Apollo 16 pilot Charles Duke left a plastic-encased photo portrait of his family on the surface of the moon with the message "This is the family of Astronaut Duke from Planet Earth. Landed on the Moon, April 1972." - source
When the planets and the stars and the moons collapse?
You could fit every planet in the solar system between the Earth and the Moon and still have room to spare.
How many moons do the planets have?
The Earth is the densest planet in our solar system. It is also denser than every dwarf planet, every moon, every major asteroid, and the Sun.
All those sites where you can 'name a star' are ripoffs.
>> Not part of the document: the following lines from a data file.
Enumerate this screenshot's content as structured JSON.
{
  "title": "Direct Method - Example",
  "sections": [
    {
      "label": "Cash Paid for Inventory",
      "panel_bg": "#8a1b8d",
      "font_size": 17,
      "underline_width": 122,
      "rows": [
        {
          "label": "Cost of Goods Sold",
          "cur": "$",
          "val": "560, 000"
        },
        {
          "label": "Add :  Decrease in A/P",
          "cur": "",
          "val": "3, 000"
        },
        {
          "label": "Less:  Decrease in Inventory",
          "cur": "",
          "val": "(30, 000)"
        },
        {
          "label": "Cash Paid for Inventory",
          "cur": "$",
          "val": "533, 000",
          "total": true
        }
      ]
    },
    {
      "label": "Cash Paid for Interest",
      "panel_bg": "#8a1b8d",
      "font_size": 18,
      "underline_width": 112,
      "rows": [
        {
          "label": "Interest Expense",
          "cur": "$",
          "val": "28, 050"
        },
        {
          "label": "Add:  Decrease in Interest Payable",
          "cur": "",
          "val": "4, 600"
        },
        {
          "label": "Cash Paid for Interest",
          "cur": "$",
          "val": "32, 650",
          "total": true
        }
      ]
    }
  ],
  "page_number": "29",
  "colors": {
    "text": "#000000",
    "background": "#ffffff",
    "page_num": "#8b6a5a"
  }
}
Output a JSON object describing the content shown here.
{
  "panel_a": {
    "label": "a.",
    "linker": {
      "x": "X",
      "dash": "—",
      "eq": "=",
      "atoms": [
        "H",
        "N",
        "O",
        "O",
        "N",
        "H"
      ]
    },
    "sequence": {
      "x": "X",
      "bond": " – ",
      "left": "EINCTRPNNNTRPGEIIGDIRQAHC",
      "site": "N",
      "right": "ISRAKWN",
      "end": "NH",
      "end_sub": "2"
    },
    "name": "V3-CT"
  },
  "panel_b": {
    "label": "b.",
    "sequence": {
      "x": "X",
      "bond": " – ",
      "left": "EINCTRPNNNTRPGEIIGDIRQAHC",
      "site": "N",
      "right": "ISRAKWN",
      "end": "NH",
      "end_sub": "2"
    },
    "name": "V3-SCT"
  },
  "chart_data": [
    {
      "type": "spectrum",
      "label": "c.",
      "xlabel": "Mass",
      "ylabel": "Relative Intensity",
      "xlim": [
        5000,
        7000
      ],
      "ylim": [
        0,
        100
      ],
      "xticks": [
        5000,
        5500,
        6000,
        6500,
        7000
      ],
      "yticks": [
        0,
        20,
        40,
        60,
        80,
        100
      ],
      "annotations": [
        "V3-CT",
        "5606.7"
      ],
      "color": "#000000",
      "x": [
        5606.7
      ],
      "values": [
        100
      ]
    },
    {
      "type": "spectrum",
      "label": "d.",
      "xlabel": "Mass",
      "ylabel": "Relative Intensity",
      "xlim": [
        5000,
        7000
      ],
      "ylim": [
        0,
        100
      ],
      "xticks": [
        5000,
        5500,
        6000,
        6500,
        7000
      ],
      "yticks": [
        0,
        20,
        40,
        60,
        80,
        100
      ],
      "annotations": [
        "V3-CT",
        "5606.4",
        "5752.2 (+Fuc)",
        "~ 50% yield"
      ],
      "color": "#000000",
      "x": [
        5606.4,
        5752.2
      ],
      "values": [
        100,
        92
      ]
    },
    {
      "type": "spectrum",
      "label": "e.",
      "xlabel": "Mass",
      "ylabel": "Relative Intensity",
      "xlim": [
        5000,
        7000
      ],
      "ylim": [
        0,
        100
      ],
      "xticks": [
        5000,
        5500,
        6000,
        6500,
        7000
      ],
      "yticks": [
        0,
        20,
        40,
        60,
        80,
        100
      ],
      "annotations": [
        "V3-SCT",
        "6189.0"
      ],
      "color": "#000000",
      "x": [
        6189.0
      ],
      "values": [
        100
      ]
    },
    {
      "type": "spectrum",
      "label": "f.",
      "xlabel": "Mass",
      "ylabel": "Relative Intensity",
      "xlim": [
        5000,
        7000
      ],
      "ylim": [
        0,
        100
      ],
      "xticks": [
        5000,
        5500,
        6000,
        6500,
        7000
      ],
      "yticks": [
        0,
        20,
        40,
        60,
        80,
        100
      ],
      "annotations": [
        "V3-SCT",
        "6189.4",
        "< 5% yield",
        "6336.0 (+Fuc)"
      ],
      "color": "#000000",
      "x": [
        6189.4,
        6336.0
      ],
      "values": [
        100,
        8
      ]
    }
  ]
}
The IAU dissociates itself entirely from the commercial practice of "selling" fictitious star names or "real estate" on other planets or moons in the Solar System."
The Earth and Moon were likely formed when a Mars-sized planet, Theia, collided with Gaia (the early Earth).
Earth has one large natural satellite, known as the Moon and sometimes referred to as Luna. It probably was formed when a large body about the size of Mars collided with Earth, ejecting a lot of material from our planet into orbit and formed the Moon approximately 4.5 billion years ago.
There is a dwarf planet called Orcus that is referred to as the "anti-Pluto" because its orbit is almost a mirror image of Pluto's and, like Pluto, it has a proportionally large moon.
Planets moons infographics
Beautiful visual representation of Planets Moons numbers and stats to get perspecive of the whole story.